We have already realised that we need to do more work than was originally anticipated. We need to talk to primary ITT course leaders, but also to at least one of the people who teaches one of the arts disciplines. We also need to try to find out what is offered in at least two of the partner primary schools, as it is clear to us now that universities may not be the place where the creative arts are “taught”. This may happen in the school. We have decided to ask university course leaders if they can suggest two schools we might approach for information. We are also aware that it would be very helpful if we could get some kind of picture from the IT trainees themselves about how much creative arts they actually “learn” about in the partner schools.
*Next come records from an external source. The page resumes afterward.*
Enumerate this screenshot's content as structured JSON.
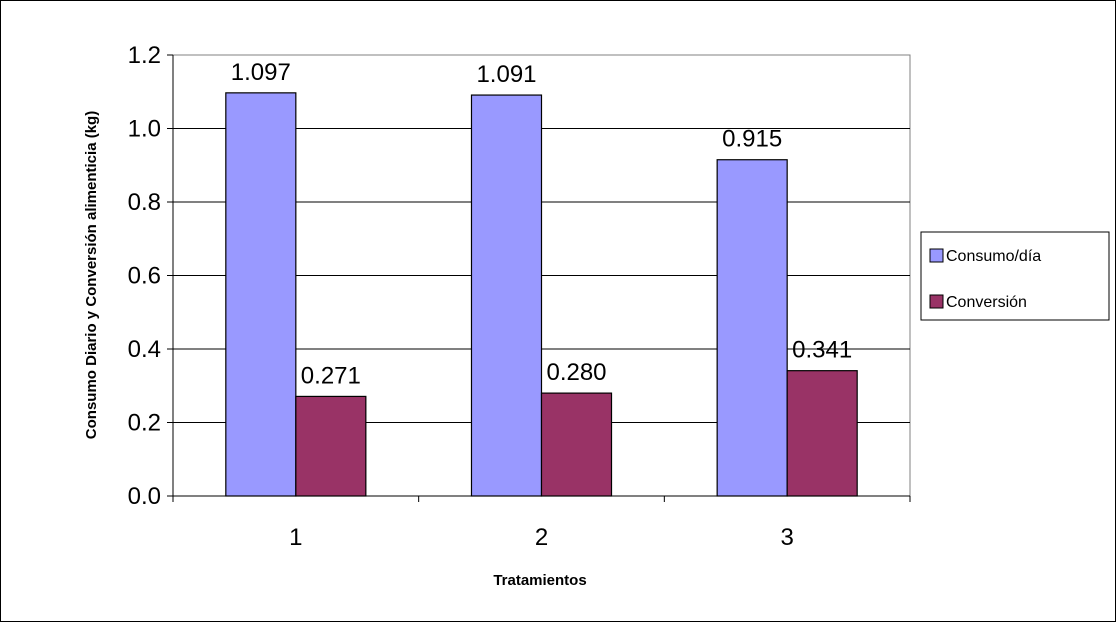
{
  "chart_data": {
    "type": "bar",
    "title": "",
    "xlabel": "Tratamientos",
    "ylabel": "Consumo Diario y Conversión alimenticia (kg)",
    "categories": [
      "1",
      "2",
      "3"
    ],
    "series": [
      {
        "name": "Consumo/día",
        "color": "#9999ff",
        "values": [
          1.097,
          1.091,
          0.915
        ],
        "labels": [
          "1.097",
          "1.091",
          "0.915"
        ]
      },
      {
        "name": "Conversión",
        "color": "#993366",
        "values": [
          0.271,
          0.28,
          0.341
        ],
        "labels": [
          "0.271",
          "0.280",
          "0.341"
        ]
      }
    ],
    "ylim": [
      0,
      1.2
    ],
    "yticks": [
      "0.0",
      "0.2",
      "0.4",
      "0.6",
      "0.8",
      "1.0",
      "1.2"
    ],
    "grid": true,
    "legend_position": "right"
  }
}
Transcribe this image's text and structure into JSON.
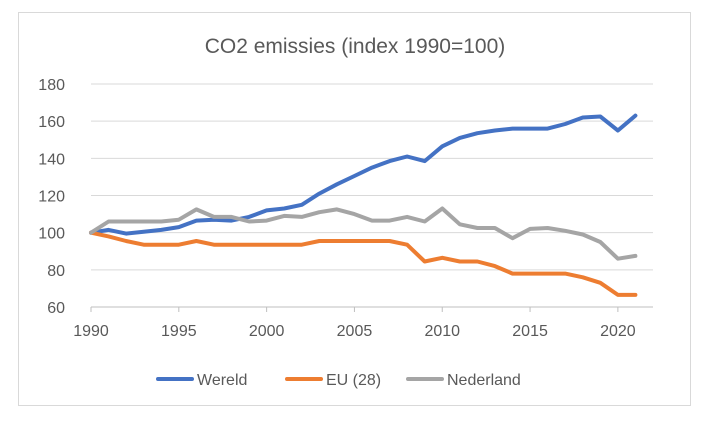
{
  "chart_data": {
    "type": "line",
    "title": "CO2 emissies (index 1990=100)",
    "xlabel": "",
    "ylabel": "",
    "xlim": [
      1990,
      2022
    ],
    "ylim": [
      60,
      180
    ],
    "xticks": [
      "1990",
      "1995",
      "2000",
      "2005",
      "2010",
      "2015",
      "2020"
    ],
    "yticks": [
      "60",
      "80",
      "100",
      "120",
      "140",
      "160",
      "180"
    ],
    "grid": "horizontal",
    "legend_position": "bottom",
    "x": [
      1990,
      1991,
      1992,
      1993,
      1994,
      1995,
      1996,
      1997,
      1998,
      1999,
      2000,
      2001,
      2002,
      2003,
      2004,
      2005,
      2006,
      2007,
      2008,
      2009,
      2010,
      2011,
      2012,
      2013,
      2014,
      2015,
      2016,
      2017,
      2018,
      2019,
      2020,
      2021
    ],
    "series": [
      {
        "name": "Wereld",
        "color": "#4472c4",
        "values": [
          100,
          101.5,
          99.5,
          100.5,
          101.5,
          103,
          106.5,
          107,
          106.5,
          108.5,
          112,
          113,
          115,
          121,
          126,
          130.5,
          135,
          138.5,
          141,
          138.5,
          146.5,
          151,
          153.5,
          155,
          156,
          156,
          156,
          158.5,
          162,
          162.5,
          155,
          163
        ]
      },
      {
        "name": "EU (28)",
        "color": "#ed7d31",
        "values": [
          100,
          98,
          95.5,
          93.5,
          93.5,
          93.5,
          95.5,
          93.5,
          93.5,
          93.5,
          93.5,
          93.5,
          93.5,
          95.5,
          95.5,
          95.5,
          95.5,
          95.5,
          93.5,
          84.5,
          86.5,
          84.5,
          84.5,
          82,
          78,
          78,
          78,
          78,
          76,
          73,
          66.5,
          66.5
        ]
      },
      {
        "name": "Nederland",
        "color": "#a5a5a5",
        "values": [
          100,
          106,
          106,
          106,
          106,
          107,
          112.5,
          108.5,
          108.5,
          106,
          106.5,
          109,
          108.5,
          111,
          112.5,
          110,
          106.5,
          106.5,
          108.5,
          106,
          113,
          104.5,
          102.5,
          102.5,
          97,
          102,
          102.5,
          101,
          99,
          95,
          86,
          87.5
        ]
      }
    ]
  }
}
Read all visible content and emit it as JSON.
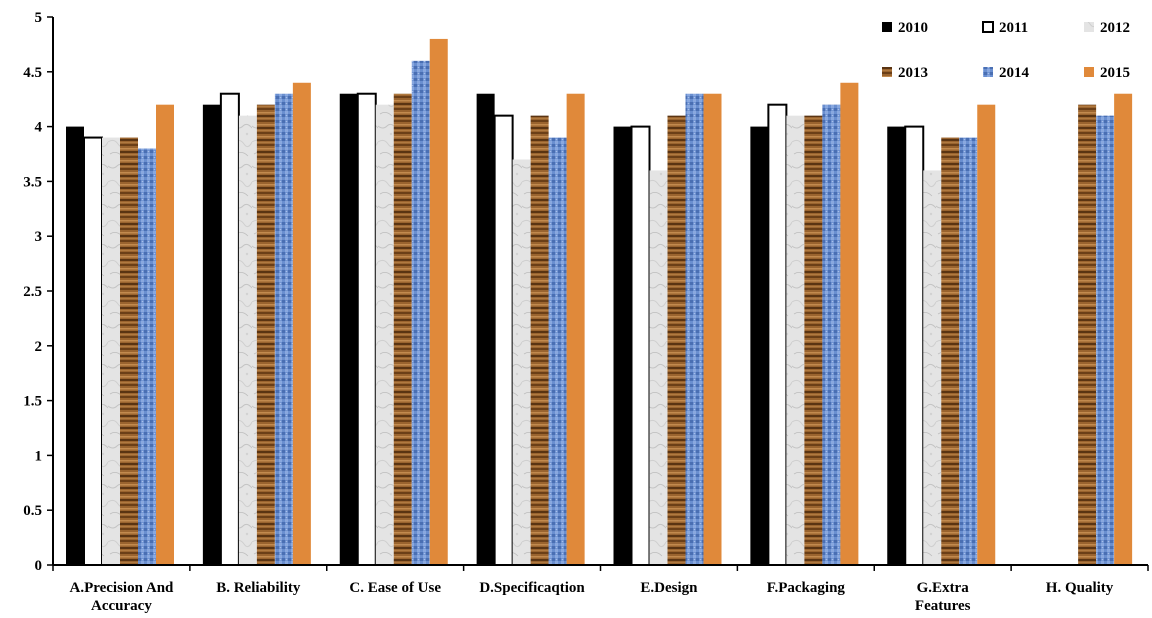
{
  "chart_data": {
    "type": "bar",
    "categories": [
      [
        "A.Precision And",
        "Accuracy"
      ],
      [
        "B. Reliability"
      ],
      [
        "C. Ease of Use"
      ],
      [
        "D.Specificaqtion"
      ],
      [
        "E.Design"
      ],
      [
        "F.Packaging"
      ],
      [
        "G.Extra",
        "Features"
      ],
      [
        "H. Quality"
      ]
    ],
    "series": [
      {
        "name": "2010",
        "style": "solid-black",
        "color": "#000000",
        "values": [
          4.0,
          4.2,
          4.3,
          4.3,
          4.0,
          4.0,
          4.0,
          null
        ]
      },
      {
        "name": "2011",
        "style": "white-outline",
        "color": "#ffffff",
        "values": [
          3.9,
          4.3,
          4.3,
          4.1,
          4.0,
          4.2,
          4.0,
          null
        ]
      },
      {
        "name": "2012",
        "style": "marble",
        "color": "#e2e2e2",
        "values": [
          3.9,
          4.1,
          4.2,
          3.7,
          3.6,
          4.1,
          3.6,
          null
        ]
      },
      {
        "name": "2013",
        "style": "wood",
        "color": "#8a5a2b",
        "values": [
          3.9,
          4.2,
          4.3,
          4.1,
          4.1,
          4.1,
          3.9,
          4.2
        ]
      },
      {
        "name": "2014",
        "style": "blue-texture",
        "color": "#5b82c4",
        "values": [
          3.8,
          4.3,
          4.6,
          3.9,
          4.3,
          4.2,
          3.9,
          4.1
        ]
      },
      {
        "name": "2015",
        "style": "solid-orange",
        "color": "#e0893a",
        "values": [
          4.2,
          4.4,
          4.8,
          4.3,
          4.3,
          4.4,
          4.2,
          4.3
        ]
      }
    ],
    "y_ticks": [
      "0",
      "0.5",
      "1",
      "1.5",
      "2",
      "2.5",
      "3",
      "3.5",
      "4",
      "4.5",
      "5"
    ],
    "ylim": [
      0,
      5
    ],
    "legend_position": "top-right",
    "grid": false
  }
}
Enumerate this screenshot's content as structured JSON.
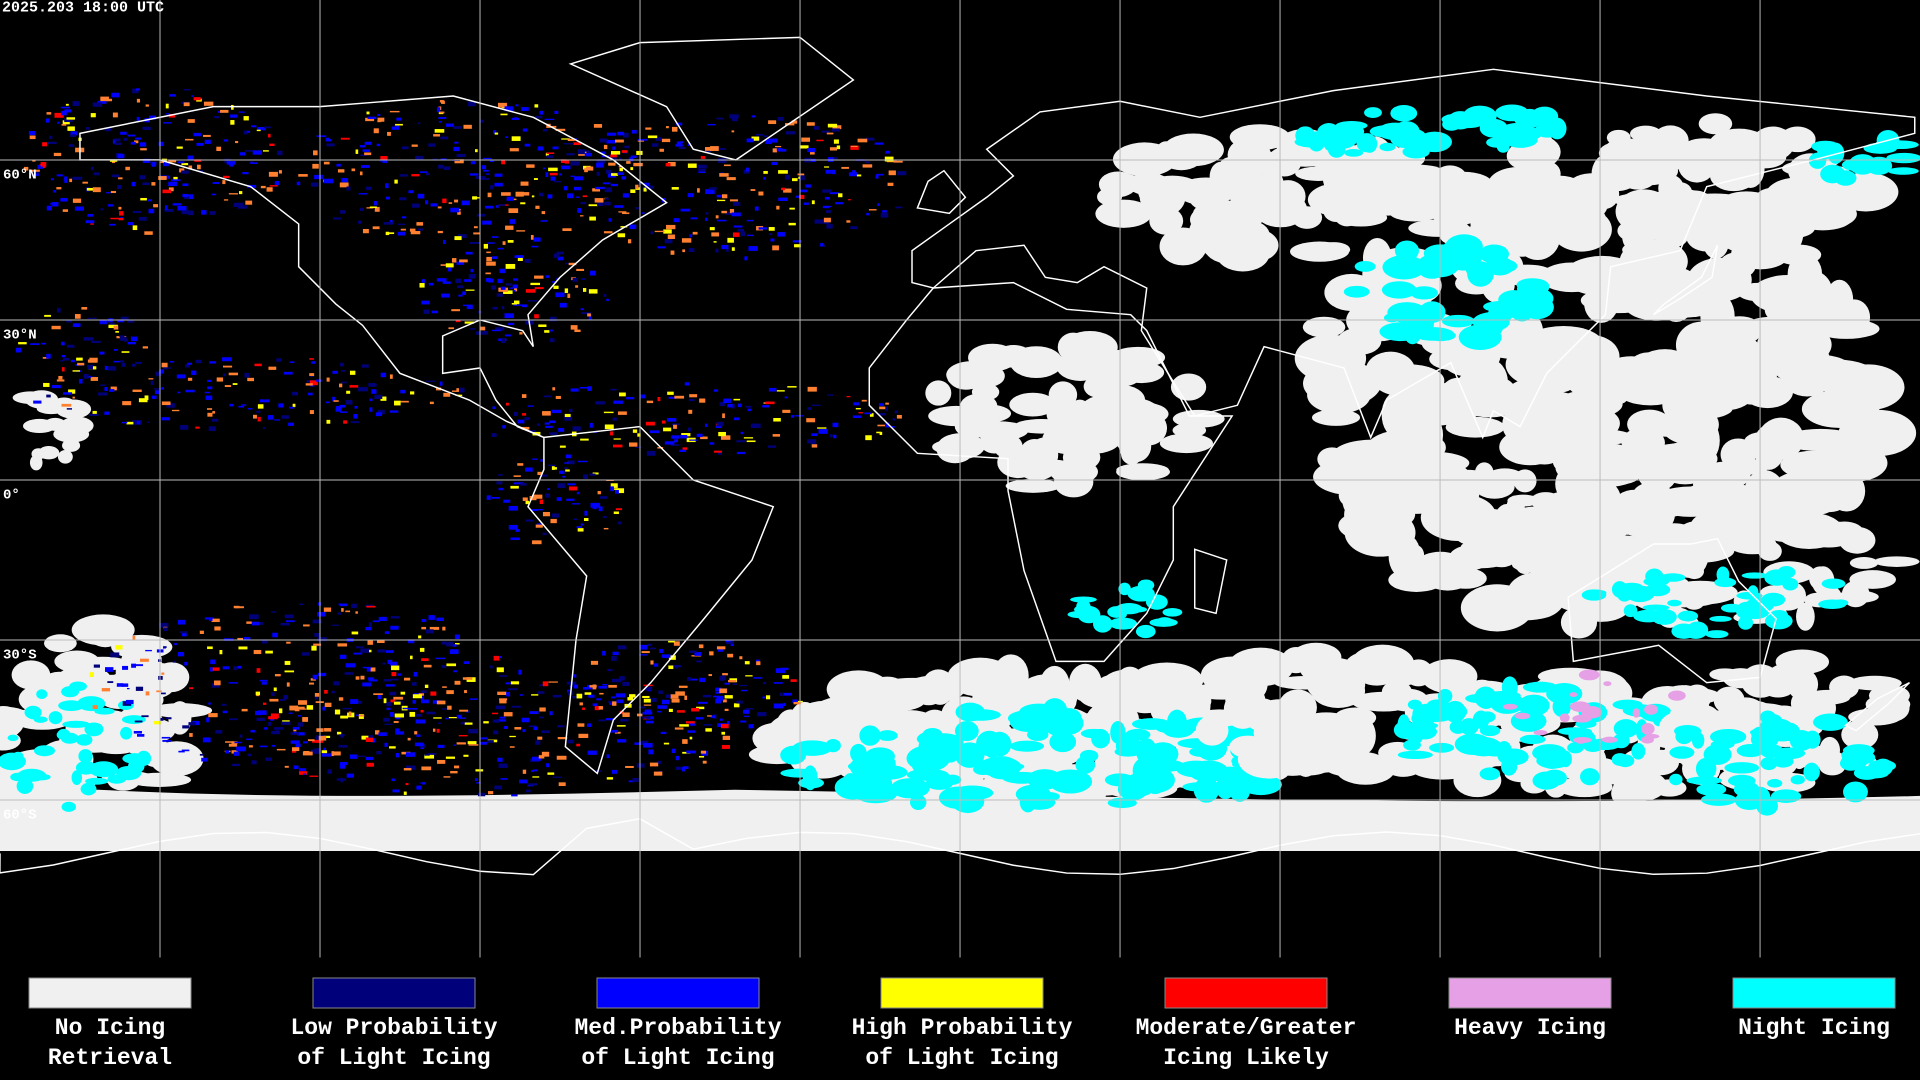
{
  "header": {
    "timestamp": "2025.203 18:00 UTC"
  },
  "map": {
    "latitude_labels": [
      "60°N",
      "30°N",
      "0°",
      "30°S",
      "60°S"
    ]
  },
  "legend": {
    "items": [
      {
        "label_lines": [
          "No Icing",
          "Retrieval"
        ],
        "color": "#f0f0f0"
      },
      {
        "label_lines": [
          "Low Probability",
          "of Light Icing"
        ],
        "color": "#00007a"
      },
      {
        "label_lines": [
          "Med.Probability",
          "of Light Icing"
        ],
        "color": "#0000ff"
      },
      {
        "label_lines": [
          "High Probability",
          "of Light Icing"
        ],
        "color": "#ffff00"
      },
      {
        "label_lines": [
          "Moderate/Greater",
          "Icing Likely"
        ],
        "color": "#ff0000"
      },
      {
        "label_lines": [
          "Heavy Icing"
        ],
        "color": "#e6a0e6"
      },
      {
        "label_lines": [
          "Night Icing"
        ],
        "color": "#00ffff"
      }
    ]
  }
}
We have been tempted to pursue what is actually taught about creativity and the creative arts, as well as where, and for how long, and we will do some of this – but we can’t get too much detail. Just not enough time. We now suspect that there may be follow on work to do once we have done this initial project.

We are currently intending to go to school providers in the next school year, but we are also aware of the advice about another Covid19 spike in winter which would disrupt this plan. Timing is so tricky!

Art rich primary school project

Helen began working on the arts rich primary school project on March 8. The first task is to establish the criteria and process for choosing our 20 arts rich schools. We are also revisiting several other primary school research projects to see what they examined and how. We can see already that most of the case-study based projects did not get any, or much data from children, and this reinforces our decision to include pupils. But it also means that we need to think very carefully about what we ask children, when and how.